Dmitri Poustovalov wrote:
That’s fine. But in order to be POSIX compliant kill(pid, 0) is supposed
to answer “is it alive?” question not “a different question”, isn’t it?
That’s the point: it isn’t. Kill() just tells you if the pid matches an
existing proces, without making a distinction between live processes and
zombie processes.
…
I am failing to see how zombie bussiness is applicable to the testcase I
described above. There is no parent-child relationship.
The zombie business was supposed to be an obvious example of why process
termination is not an atomic thing. I guess it wasn’t that obvious
after all.
When a process terminates, a lot of things happen: fds are closed;
signals and pulses are sent; memory is unmapped; the process becomes a
zombie; its parent returns from waitpid(); the pid becomes invalid. If
you try to detect the order of those things, you shouldn’t be surprised
that they happen in a certain order. Some of them are guaranteed to
happen during termination (i.e. before the process becomes a zombie) and
some after (e.g. the child must complete its termination before
waitpid() returns in the parent). But beyond that, you won’t find many
promises in POSIX or our docs about the order of things.
Since the OS doesn’t know in general how long a process will remain in
the zombie state, it’s desirable to free up its resources before it
turns into a zombie. In particular, it seems reasonable that we do
not promise that you can access the memory of a process that has
completed its termination and turned into a zombie.

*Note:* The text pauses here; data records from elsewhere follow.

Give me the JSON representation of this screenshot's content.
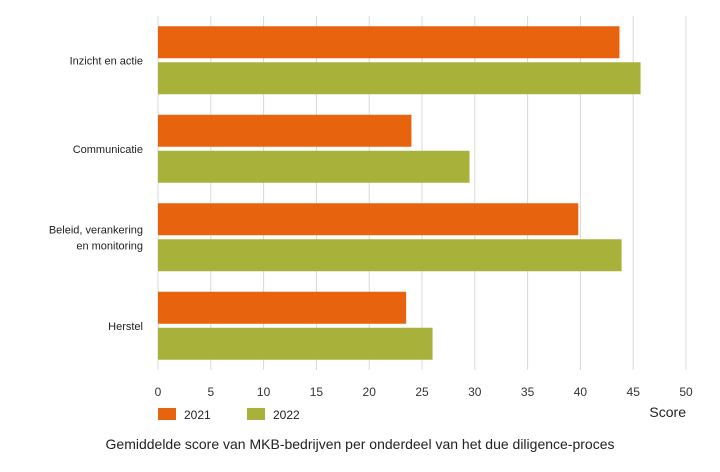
{
  "chart_data": {
    "type": "bar",
    "orientation": "horizontal",
    "categories": [
      "Inzicht en actie",
      "Communicatie",
      "Beleid, verankering\nen monitoring",
      "Herstel"
    ],
    "series": [
      {
        "name": "2021",
        "color": "#E8630E",
        "values": [
          43.7,
          24.0,
          39.8,
          23.5
        ]
      },
      {
        "name": "2022",
        "color": "#A8B23A",
        "values": [
          45.7,
          29.5,
          43.9,
          26.0
        ]
      }
    ],
    "xlabel": "Score",
    "xlim": [
      0,
      50
    ],
    "xticks": [
      0,
      5,
      10,
      15,
      20,
      25,
      30,
      35,
      40,
      45,
      50
    ],
    "grid": "vertical",
    "legend_position": "bottom-left",
    "caption": "Gemiddelde score van MKB-bedrijven per onderdeel van het due diligence-proces"
  }
}
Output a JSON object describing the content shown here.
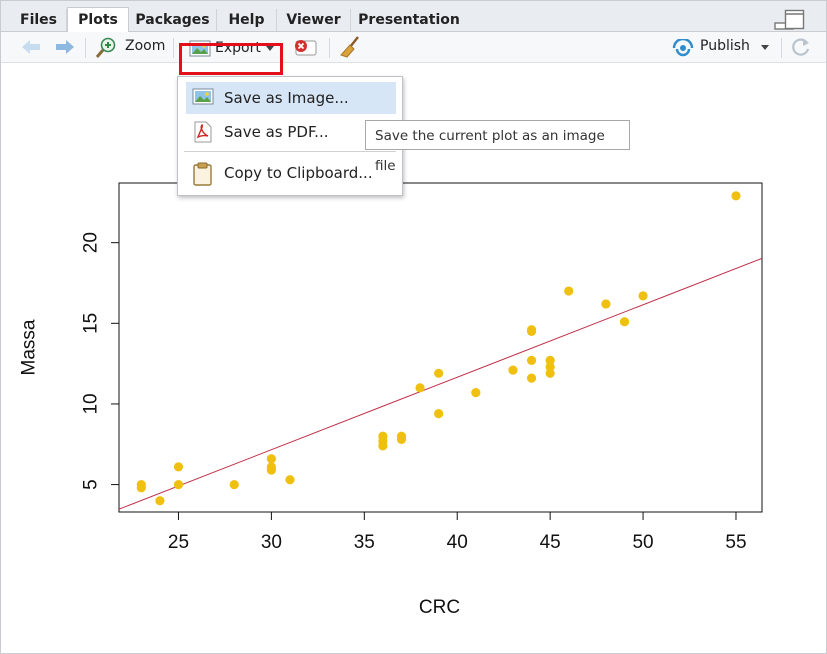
{
  "tabs": [
    {
      "label": "Files"
    },
    {
      "label": "Plots"
    },
    {
      "label": "Packages"
    },
    {
      "label": "Help"
    },
    {
      "label": "Viewer"
    },
    {
      "label": "Presentation"
    }
  ],
  "toolbar": {
    "zoom_label": "Zoom",
    "export_label": "Export",
    "publish_label": "Publish"
  },
  "export_menu": {
    "items": [
      {
        "label": "Save as Image...",
        "icon": "image-icon"
      },
      {
        "label": "Save as PDF...",
        "icon": "pdf-icon"
      },
      {
        "label": "Copy to Clipboard...",
        "icon": "clipboard-icon"
      }
    ]
  },
  "tooltip": "Save the current plot as an image file",
  "colors": {
    "point": "#f0c010",
    "regression_line": "#c0304a",
    "highlight": "#e3101c",
    "menu_hover": "#d6e6f6"
  },
  "chart_data": {
    "type": "scatter",
    "xlabel": "CRC",
    "ylabel": "Massa",
    "xlim": [
      21.8,
      56.4
    ],
    "ylim": [
      3.3,
      23.7
    ],
    "x_ticks": [
      25,
      30,
      35,
      40,
      45,
      50,
      55
    ],
    "y_ticks": [
      5,
      10,
      15,
      20
    ],
    "grid": false,
    "points": [
      [
        23,
        5.0
      ],
      [
        23,
        4.8
      ],
      [
        24,
        4.0
      ],
      [
        25,
        6.1
      ],
      [
        25,
        5.0
      ],
      [
        28,
        5.0
      ],
      [
        30,
        6.6
      ],
      [
        30,
        6.1
      ],
      [
        30,
        5.9
      ],
      [
        31,
        5.3
      ],
      [
        36,
        8.0
      ],
      [
        36,
        7.7
      ],
      [
        36,
        7.4
      ],
      [
        37,
        8.0
      ],
      [
        37,
        7.8
      ],
      [
        38,
        11.0
      ],
      [
        39,
        11.9
      ],
      [
        39,
        9.4
      ],
      [
        41,
        10.7
      ],
      [
        43,
        12.1
      ],
      [
        44,
        14.6
      ],
      [
        44,
        14.5
      ],
      [
        44,
        12.7
      ],
      [
        44,
        11.6
      ],
      [
        45,
        12.7
      ],
      [
        45,
        12.3
      ],
      [
        45,
        11.9
      ],
      [
        46,
        17.0
      ],
      [
        48,
        16.2
      ],
      [
        49,
        15.1
      ],
      [
        50,
        16.7
      ],
      [
        55,
        22.9
      ]
    ],
    "regression": {
      "intercept": -6.32,
      "slope": 0.4494
    }
  }
}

Since the
/proc/pid/as entry of the process represents its address space, you
shouldn’t be surprised that it goes away sooner than the pid. That was
the main point I was trying to make with the zombie business. In
general, there’s a stage in the life cycle of a process when its pid is
still valid, and kill() tells you it’s still valid, but most of its
other resources are gone, and any API that normally lets you access them
fails.
If you run the testcase you would see that Dummy process was not a
zombie and pidin reported it Ready. And one can make Dummy a daemon or
use SPAWN_NOZOMBIE flag, the result is going to be the same – kill()
has no clue what Dummy’s real status is.
But it’s not the job of kill() to tell you the “real status” of a
process. All it tells you whether the pid is valid. In your test case,
you’re just making the transitions take indefinitely longer, which makes
it easier to notice that they don’t happen instantenously.